A rede social também se comprometeu a contratar mais funcionários para lidar com esse tipo de mensagem e criar um site especial, separado, com informações para os pais, que deve ser lançado em entre março e maio de 2014.

A opção de não receber mensagens anônimas também será mais destacada, prometeu o Ask.fm.

Ao jornal britânico “Mirror”, Dave Smith, 45, pai da adolescente, afirmou que as mudanças eram uma “vitória parcial” para sua campanha.

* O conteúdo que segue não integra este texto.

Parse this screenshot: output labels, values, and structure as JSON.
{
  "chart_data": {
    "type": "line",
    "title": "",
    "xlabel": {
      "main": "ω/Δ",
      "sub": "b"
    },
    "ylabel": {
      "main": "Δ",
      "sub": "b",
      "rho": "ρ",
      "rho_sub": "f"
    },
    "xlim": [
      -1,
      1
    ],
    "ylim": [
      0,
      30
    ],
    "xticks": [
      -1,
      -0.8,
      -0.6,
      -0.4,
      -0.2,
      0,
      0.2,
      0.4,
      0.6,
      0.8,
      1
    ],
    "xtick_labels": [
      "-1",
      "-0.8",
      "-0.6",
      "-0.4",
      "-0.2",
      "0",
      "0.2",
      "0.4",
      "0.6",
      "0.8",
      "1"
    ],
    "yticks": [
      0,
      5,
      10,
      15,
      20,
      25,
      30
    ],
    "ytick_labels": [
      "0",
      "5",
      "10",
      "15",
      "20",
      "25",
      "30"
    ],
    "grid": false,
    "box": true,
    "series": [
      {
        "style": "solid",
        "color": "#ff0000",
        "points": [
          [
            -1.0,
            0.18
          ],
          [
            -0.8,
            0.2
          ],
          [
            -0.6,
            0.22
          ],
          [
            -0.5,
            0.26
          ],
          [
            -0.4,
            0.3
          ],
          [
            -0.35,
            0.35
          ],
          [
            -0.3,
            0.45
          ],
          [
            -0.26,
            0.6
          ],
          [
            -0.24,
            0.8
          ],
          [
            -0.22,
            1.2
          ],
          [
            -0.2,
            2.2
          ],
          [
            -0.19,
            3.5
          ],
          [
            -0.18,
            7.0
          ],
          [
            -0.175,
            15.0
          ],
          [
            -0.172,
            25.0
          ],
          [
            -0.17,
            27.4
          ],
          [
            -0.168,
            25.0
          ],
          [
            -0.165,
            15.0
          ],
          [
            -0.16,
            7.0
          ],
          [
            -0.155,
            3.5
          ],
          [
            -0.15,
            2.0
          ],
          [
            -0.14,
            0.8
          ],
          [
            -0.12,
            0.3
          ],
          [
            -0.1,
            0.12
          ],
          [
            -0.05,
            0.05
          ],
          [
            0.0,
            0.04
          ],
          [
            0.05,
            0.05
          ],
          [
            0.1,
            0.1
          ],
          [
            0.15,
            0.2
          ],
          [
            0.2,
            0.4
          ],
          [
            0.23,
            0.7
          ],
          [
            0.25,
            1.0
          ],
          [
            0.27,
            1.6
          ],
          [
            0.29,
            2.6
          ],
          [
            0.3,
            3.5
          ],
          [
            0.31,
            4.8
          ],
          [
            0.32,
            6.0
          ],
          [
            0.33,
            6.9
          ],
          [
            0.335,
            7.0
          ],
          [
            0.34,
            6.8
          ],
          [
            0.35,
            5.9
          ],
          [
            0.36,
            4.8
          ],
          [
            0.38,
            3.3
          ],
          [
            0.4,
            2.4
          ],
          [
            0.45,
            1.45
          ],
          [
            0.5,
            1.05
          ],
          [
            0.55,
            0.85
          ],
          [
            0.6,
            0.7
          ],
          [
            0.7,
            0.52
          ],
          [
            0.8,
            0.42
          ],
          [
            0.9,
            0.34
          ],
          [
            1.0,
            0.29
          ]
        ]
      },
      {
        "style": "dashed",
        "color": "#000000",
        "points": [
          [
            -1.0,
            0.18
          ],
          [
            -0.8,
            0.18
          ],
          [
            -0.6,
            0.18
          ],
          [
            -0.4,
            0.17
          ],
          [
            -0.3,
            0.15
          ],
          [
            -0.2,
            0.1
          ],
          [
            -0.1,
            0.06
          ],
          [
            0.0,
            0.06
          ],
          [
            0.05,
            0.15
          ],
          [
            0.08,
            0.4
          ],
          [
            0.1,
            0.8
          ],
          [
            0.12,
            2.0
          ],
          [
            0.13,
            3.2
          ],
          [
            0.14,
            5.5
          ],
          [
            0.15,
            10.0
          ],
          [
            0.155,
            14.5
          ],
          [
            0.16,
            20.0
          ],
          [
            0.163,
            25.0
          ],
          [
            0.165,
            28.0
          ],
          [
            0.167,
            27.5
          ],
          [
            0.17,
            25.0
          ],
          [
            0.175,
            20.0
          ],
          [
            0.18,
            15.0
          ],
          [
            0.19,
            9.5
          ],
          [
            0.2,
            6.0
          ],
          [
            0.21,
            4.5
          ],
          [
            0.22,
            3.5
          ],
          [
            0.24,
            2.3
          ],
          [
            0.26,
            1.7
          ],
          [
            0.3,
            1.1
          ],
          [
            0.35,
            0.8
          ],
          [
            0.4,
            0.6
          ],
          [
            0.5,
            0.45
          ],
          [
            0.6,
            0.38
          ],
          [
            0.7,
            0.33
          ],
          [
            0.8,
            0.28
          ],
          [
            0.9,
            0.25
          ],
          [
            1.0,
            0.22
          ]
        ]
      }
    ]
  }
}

“Eles estão mesmo dando um passo à frente e tornando as coisas mais seguras para as crianças”, disse. Mas lamentou: “É uma pena que alguém tenha que passar por algo como o que minha família e eu passamos para fazer uma empresa mudar seus rumos”.

Dave Smith, no entanto, quer mais. Ele espera que o primeiro-ministro britânico, David Cameron, crie uma nova lei que torne crime o ato de incitar suicídio pela internet.

Hannah, de Lutterworth, Leicestershire, havia entrado no Ask.fm em busca de apoio moral por conta de seu tratamento de eczema, um tipo de inflamação persistente da pele que pode ser crônico, disse seu pai Dave Smith ao jornal britânico “Mirror”.

Em seu perfil no Facebook, segundo a BBC, o Dave escreveu: “Acabei de ver a agressão feita a minha filha por pessoas no ask fm e o fato de essas pessoas serem anônimas é errado”.

“Quantos outros adolescentes vão se matar por causa do abuso on-line antes que algo seja feito? Essas pessoas doentes podem esconder-se por trás de uma máscara de anonimato enquanto agridem vulneráveis adolescentes”, disse Dave ao “Mirror”.

“Perdemos Hannah da pior maneira possível.”

Hannah foi encontrada enforcada na sexta-feira passada (2).

Posteriormente, em uma página no Facebook criada em homenagem à garota, algumas pessoas continuavam a menosprezá-la. “É covardia”, escreveu um. “Uma maluca feia a menos no planeta”, disse outro.

Página da garota no site Ask.fm: as perguntas, anônimas, estão em negrito; uma diz "vá cometer suicídio, mas suceda nele, por favor"

Algumas pessoas organizaram-se para boicotar a rede social. “Desabilite seu Ask.fm. Você também pode ser vítima de ofensas um dia. Precisamos reduzir o número de adolescentes que cometem suicídio. RIP Hannah”, escreveu a usuária Sophie Muscat no Twitter.

Criado na Letônia, o site Ask.fm permite que usuários criem perfis públicos em que qualquer pessoa pode escrever –preferencialmente perguntas–, identificando-se ou não. Há uma opção “curtir” semelhante à do Facebook e ferramenta para seguir páginas.

Segundo o ranking Alexa, o site é o 139º mais visitado no mundo atualmente e o 73º mais popular no Brasil.

Na minha época as crianças e adolescentes eram mais fortes e estruturados para aguentar as gozações que hoje virou bullying.

As pessoas levam o mundo virtual como se fosse o real devido a tanto tempo que ficam enfrente ao computador.